Need a haircut soon? Or maybe your roots are getting dark and not looking great on all those Zoom and Skype calls?

Two weeks into a mandatory salon shutdown in most states, some clients are wondering if they can get a cut and color. And stylists, who are going into their third week with no income, are grappling with whether to go "off the grid" and cut hair.

At Studio 7 in Anderson Township, Ohio, the only work now for employees is cleaning. Their appointment books are frozen in time on March 16.

"We are all struggling," said owner Barbara Naylor. "We have no way of making any income."

She and the other Studio 7 stylist hope to see unemployment benefits promised as part of the stimulus. Independent workers are now eligible for unemployment, but state websites are jittery, and no one at the salon has seen a dime yet.

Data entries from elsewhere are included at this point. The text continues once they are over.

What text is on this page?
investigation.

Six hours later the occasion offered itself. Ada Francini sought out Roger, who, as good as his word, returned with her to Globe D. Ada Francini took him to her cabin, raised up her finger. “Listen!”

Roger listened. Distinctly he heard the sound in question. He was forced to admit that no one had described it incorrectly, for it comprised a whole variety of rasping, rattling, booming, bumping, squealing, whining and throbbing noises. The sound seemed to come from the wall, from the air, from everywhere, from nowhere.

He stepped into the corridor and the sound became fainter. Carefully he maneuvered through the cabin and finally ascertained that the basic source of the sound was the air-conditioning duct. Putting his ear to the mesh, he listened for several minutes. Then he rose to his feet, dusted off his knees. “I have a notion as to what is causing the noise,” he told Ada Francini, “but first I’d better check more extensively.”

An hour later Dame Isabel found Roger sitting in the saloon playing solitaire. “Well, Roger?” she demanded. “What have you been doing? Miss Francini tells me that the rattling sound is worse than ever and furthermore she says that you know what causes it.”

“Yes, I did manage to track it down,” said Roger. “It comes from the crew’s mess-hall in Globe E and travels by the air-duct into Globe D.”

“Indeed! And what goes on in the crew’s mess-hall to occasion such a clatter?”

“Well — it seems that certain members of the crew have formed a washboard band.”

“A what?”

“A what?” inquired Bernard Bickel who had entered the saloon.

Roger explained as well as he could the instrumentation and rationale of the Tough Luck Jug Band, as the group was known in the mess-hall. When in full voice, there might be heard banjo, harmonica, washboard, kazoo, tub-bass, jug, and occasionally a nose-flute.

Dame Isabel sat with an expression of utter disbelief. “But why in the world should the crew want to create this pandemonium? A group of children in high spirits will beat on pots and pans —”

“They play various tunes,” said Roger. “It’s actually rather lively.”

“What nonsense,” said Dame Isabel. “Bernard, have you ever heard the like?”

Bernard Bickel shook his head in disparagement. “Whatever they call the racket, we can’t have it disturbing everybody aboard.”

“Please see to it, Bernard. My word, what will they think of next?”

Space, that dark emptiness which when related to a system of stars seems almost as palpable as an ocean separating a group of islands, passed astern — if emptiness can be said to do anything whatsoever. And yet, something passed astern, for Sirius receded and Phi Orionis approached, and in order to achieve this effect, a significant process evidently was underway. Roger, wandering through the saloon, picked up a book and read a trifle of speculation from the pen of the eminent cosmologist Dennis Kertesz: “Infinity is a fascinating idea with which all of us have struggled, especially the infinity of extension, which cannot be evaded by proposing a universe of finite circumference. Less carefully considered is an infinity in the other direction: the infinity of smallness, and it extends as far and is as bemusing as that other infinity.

Stylist Mary Beth Jacobs worries about her bills but also worries about her customers, some of whom she has known for decades.

"I totally miss our clients," she said. "They are our family."

Customers requesting home hair cuts

Employees here are getting calls from clients asking if they can get an in-home cut and color or visit the stylist's home.

Naylor said that comes with big risks.

"We are not allowed to do services outside the salon or in-home or in their homes," she said. If someone reports them to the state, "our licenses could be revoked."

An equally big concern is their health.

"We cannot go to homes and be that close to people," Naylor said. "You cannot do hair from six feet away."

Jacobs is also telling clients not to come to her home.

"I don't want them to come to my house, 'cause you don't know where they have been and what they are carrying," she said.

Naylor realizes many stylists are taking the risk and going to client homes because they desperately need cash.

Here, it hasn't come to that yet. She has been providing her employees with some aid. Still, she's hoping, as their sign says optimistically, that they "will be back soon."

How you can help

Want to help your salon stay in business?

Visit them (call and make sure someone will be there), or go online and purchase a gift card for future use. That gives them a quick cash infusion.

And see if you can send a tip to your long-term stylist. They will appreciate it, and you don't waste your money.